Em maio último, o mundo do futebol e, em particular, o universo portista ficou em choque com o susto por que passou o ‘santo’ Iker Casillas. Mais a frio, e já depois da situação clínica do espanhol ficar estável, percebeu-se que a baliza dos dragões (que já iriam perder peças importantíssimas nos setores mais dianteiros do terreno) poderia ser mais um dos grandes problemas para resolver. Eis que, do céu, um outro anjo aterra na invicta e, rapidamente, sossega os corações mais dados a preocupações.

Pois bem, Augustín Marchesín, argentino de 31 anos, não era, à primeira vista, um nome que pudesse consensualizar as opiniões de todos os quadrantes, sobretudo se tivermos em conta os inúmeros nomes (alguns de muito crédito) que foram desfilando nas páginas dos jornais, tais como Navas, Koubek, Trapp e até Gigi Buffon.

Os vídeos disponíveis na internet serviram de suporte à formação da primeira opinião sobre aquele que se configuraria como o novo número um da baliza azul e branca e a verdade é que escorreu alguma água da boca dos adeptos. Desde as defesas incríveis por instinto aos golos de pontapé de bicicleta nos treinos, passando pelos tentos decisivos em jogos decididos nos desempates por penaltis.
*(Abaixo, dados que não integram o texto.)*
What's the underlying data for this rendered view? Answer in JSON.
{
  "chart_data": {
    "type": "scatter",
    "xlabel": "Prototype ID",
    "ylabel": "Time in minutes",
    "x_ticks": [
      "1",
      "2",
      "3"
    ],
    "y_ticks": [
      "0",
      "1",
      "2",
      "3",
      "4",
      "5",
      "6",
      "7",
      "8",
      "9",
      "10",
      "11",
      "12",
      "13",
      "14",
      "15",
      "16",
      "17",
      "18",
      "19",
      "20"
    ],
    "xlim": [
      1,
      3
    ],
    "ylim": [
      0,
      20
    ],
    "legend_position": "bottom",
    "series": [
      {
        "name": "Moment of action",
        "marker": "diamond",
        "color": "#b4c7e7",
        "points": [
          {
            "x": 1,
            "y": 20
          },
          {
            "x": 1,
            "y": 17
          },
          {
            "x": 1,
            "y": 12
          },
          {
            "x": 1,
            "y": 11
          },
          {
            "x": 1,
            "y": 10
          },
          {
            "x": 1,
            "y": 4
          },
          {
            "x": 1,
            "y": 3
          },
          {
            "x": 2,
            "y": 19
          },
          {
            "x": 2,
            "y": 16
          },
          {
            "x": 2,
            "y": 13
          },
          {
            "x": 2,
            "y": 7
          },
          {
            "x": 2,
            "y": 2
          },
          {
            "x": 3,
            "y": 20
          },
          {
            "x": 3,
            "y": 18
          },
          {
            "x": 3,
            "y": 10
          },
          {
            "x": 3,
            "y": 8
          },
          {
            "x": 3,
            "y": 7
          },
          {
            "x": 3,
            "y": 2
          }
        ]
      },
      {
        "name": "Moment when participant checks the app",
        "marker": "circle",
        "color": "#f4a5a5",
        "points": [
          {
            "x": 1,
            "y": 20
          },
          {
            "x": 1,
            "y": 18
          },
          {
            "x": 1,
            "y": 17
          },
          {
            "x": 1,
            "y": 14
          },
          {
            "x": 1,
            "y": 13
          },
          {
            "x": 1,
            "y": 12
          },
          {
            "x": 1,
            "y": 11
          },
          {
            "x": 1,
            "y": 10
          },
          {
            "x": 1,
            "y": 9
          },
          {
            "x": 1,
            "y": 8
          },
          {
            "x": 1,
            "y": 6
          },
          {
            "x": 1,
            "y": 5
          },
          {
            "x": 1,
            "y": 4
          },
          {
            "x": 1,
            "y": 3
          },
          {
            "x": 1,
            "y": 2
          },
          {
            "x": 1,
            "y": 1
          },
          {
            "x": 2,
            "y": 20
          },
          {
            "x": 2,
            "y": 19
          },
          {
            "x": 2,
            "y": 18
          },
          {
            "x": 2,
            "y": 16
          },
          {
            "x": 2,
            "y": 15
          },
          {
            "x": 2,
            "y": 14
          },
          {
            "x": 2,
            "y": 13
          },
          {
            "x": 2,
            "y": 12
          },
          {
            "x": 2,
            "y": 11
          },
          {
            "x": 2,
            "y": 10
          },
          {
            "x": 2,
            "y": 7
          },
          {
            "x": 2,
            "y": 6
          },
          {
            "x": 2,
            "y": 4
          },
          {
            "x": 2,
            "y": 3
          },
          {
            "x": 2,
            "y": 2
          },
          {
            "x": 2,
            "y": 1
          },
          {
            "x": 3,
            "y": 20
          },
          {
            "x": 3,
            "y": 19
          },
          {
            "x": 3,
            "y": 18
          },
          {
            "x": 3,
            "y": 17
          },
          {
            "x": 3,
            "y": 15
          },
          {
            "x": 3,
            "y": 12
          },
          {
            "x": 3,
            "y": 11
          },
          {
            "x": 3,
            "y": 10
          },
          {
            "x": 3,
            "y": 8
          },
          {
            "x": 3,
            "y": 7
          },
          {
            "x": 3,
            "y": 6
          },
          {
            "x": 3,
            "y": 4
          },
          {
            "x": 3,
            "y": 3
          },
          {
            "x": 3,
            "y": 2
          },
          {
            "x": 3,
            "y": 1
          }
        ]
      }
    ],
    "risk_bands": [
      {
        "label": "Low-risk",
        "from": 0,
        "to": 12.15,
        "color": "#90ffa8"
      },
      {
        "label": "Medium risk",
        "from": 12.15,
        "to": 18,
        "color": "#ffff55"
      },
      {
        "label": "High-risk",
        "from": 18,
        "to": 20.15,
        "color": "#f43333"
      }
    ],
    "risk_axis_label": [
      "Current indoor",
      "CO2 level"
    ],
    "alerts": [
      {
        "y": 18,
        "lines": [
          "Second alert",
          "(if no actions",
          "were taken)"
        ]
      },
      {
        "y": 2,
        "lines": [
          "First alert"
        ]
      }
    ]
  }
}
A apresentação de Marchesín estava feita, mas faltava o mais importante: confirmar credenciais.

O mais recente mercado de transferências, apesar de ser um dos mais exigentes dos últimos anos, acabou por confirmar um FC Porto cirúrgico e assertivo nas escolhas para os lugares deixados por Casillas, Felipe, Militão, Herrera e Brahimi. A defesa (o setor em foco neste artigo) viu-se refém de três peças verdadeiramente importantes na dinâmica da equipa, seja pela qualidade dos seus atletas ou da experiência que cada um emprestava aos restantes colegas. No caso particular da baliza, seria necessário alguém que pudesse ter a muito pouco provável capacidade de fazer esquecer aqueles ‘fuera, fuera’ que Casillas gritava assim que um lance de bola parada era sacudido pela defesa. Ou até mesmo, alguém que pudesse igualar o ‘Santo’ nas exibições arrebatadores nos jogos de grande exigência, com paradas verdadeiramente incríveis (quem não se lembra do voo soberbo a parar o cabeceamento de Coates em cima dos 90; ou o primeiro clássico na Luz em que levou ao desespero os artilheiros Jonas e Mitroglou com uma mão cheia de defesas “impossíveis”?).
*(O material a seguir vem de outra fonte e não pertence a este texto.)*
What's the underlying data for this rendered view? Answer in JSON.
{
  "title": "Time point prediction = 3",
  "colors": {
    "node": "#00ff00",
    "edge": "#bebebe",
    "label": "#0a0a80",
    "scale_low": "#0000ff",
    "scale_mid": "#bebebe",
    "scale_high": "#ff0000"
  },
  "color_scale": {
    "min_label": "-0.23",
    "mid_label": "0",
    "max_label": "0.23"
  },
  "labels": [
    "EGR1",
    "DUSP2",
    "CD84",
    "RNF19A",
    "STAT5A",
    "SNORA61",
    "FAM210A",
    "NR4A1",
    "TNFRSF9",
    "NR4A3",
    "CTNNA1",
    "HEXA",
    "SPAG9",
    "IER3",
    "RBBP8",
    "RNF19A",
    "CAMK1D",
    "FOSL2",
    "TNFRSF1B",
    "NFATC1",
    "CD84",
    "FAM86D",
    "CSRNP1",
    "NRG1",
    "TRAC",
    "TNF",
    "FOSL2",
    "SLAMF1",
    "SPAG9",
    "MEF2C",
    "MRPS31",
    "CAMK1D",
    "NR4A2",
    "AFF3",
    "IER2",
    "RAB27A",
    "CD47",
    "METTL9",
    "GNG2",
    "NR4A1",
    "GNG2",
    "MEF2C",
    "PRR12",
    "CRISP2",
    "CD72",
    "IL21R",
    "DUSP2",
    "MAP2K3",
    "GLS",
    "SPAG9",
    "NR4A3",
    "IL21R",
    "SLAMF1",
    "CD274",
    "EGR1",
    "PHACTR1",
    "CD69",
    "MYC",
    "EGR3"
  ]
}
Marchesín tem no jogo de pés uma das maiores virtudes
Fonte: FC Porto

A primeira aparição de Marchesín, rapidamente fez crer que a baliza estaria em boas mãos (não terá Casillas tido influência na chegada do argentino ao Dragão?). Uma calma incrível na hora de trocar a bola com os colegas da defesa perante a pressão dos avançados do FK Krasnodar e a capacidade de nunca se desconcertar num jogo em que o adversário raramente incomodou, a não ser perto do final, altura em que Marche foi chamado a mostrar pela primeira vez os seus dotes de elasticidade, misturados com uma boa dose de reflexos.

A panóplia de soluções para parar os golos adversários continuou em Barcelos, com três paradas fenomenais, que acabaram ofuscada pelo resultado final negativo. O mesmo sucedeu no jogo seguinte, na receção aos russos que ditou a desilusão europeia. A perder por três, Marche teve uma ação decisiva, no cara a cara com o avançado, a negar um resultado mais humilhante e a dar à equipa uma nova chance para continuar a acreditar numa reviravolta que esteve perto, mas não se concretizou. A partir daqui deu-se o reset exibicional, mas Marche continuou a ser uma das figuras, ao manter a baliza a zeros, conseguindo tornar o retângulo magico demasiado pequeno para quem ataca.

No Reino do Dragão, houve uma lenda que caiu, mas rapidamente outra se levantou para mostrar ao mundo que não há espaço, nem tempo para lamentos no futebol. Iker estará certamente orgulhoso por perceber que o legado que deixou na baliza está em boas mãos.